US Marines Avenge Chinook Dead With Raid On Insurgents

PRESS ASSOCIATION -- The Taliban insurgents responsible for downing a US Chinook helicopter and killing 38 US and Afghan forces over the weekend have been killed themselves.

Marine Corps General John Allen said in Washington that forces learned where the insurgents had fled to and killed them in an early morning air strike.

The strike killed Taliban leader Mullah Mohibullah and the insurgent who fired the rocket-propelled grenade that downed the Chinook helicopter.

General Allen said that an F-16 airstrike on Monday took out fewer than 10 insurgents involved in the attack on the Chinook helicopter.
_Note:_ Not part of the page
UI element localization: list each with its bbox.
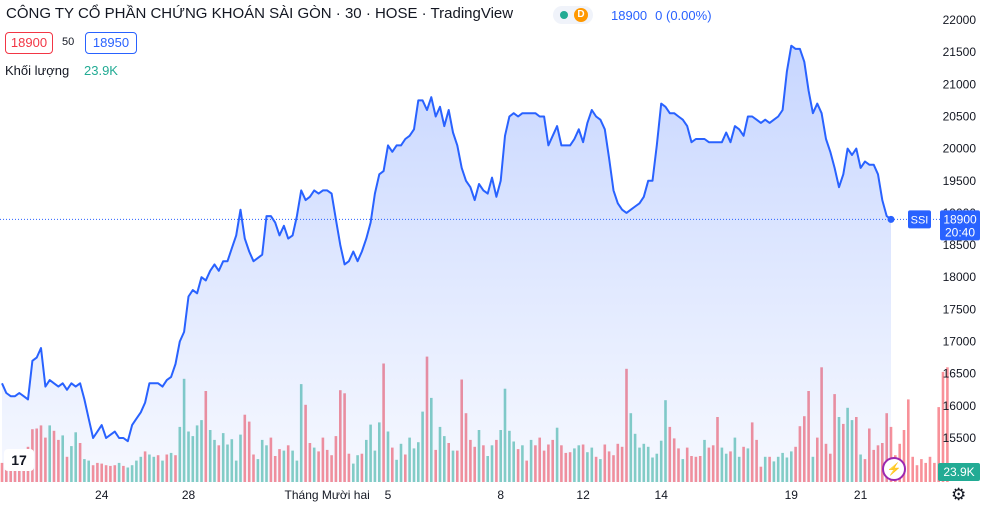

The military said intelligence gained on the ground provided a high degree of confidence that the insurgent who fired the grenade was the person killed. It did not provide further details.
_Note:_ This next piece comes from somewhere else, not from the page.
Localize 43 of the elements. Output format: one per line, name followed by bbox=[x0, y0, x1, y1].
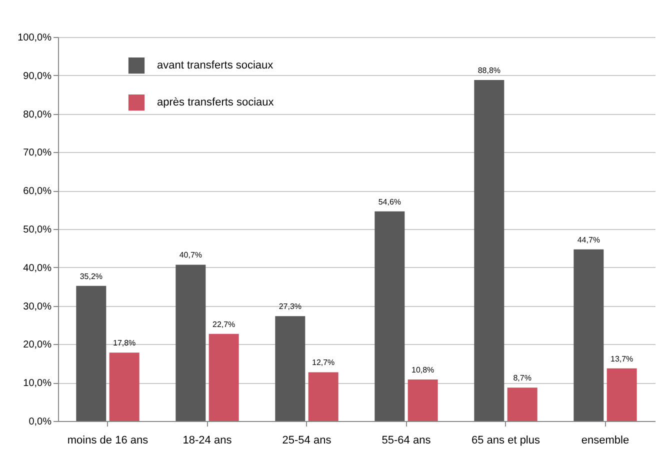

General Allen defended the decision to send in the Chinook loaded with special operations forces to pursue insurgents escaping from the weekend firefight with Army Rangers in a dangerous region of Wardak province of eastern Afghanistan.

"We've run more than a couple of thousand of these night operations over the last year, and this is the only occasion where this has occurred," he said. "The fact that we lost this aircraft is not ... a decision point as to whether we'll use this aircraft in the future. It's not uncommon at all to use this aircraft on our special missions."

While officials believe the helicopter was shot down by a rocket-propelled grenade, General Allen said the military's investigation into the crash will also review whether small arms fire or other causes contributed to the crash.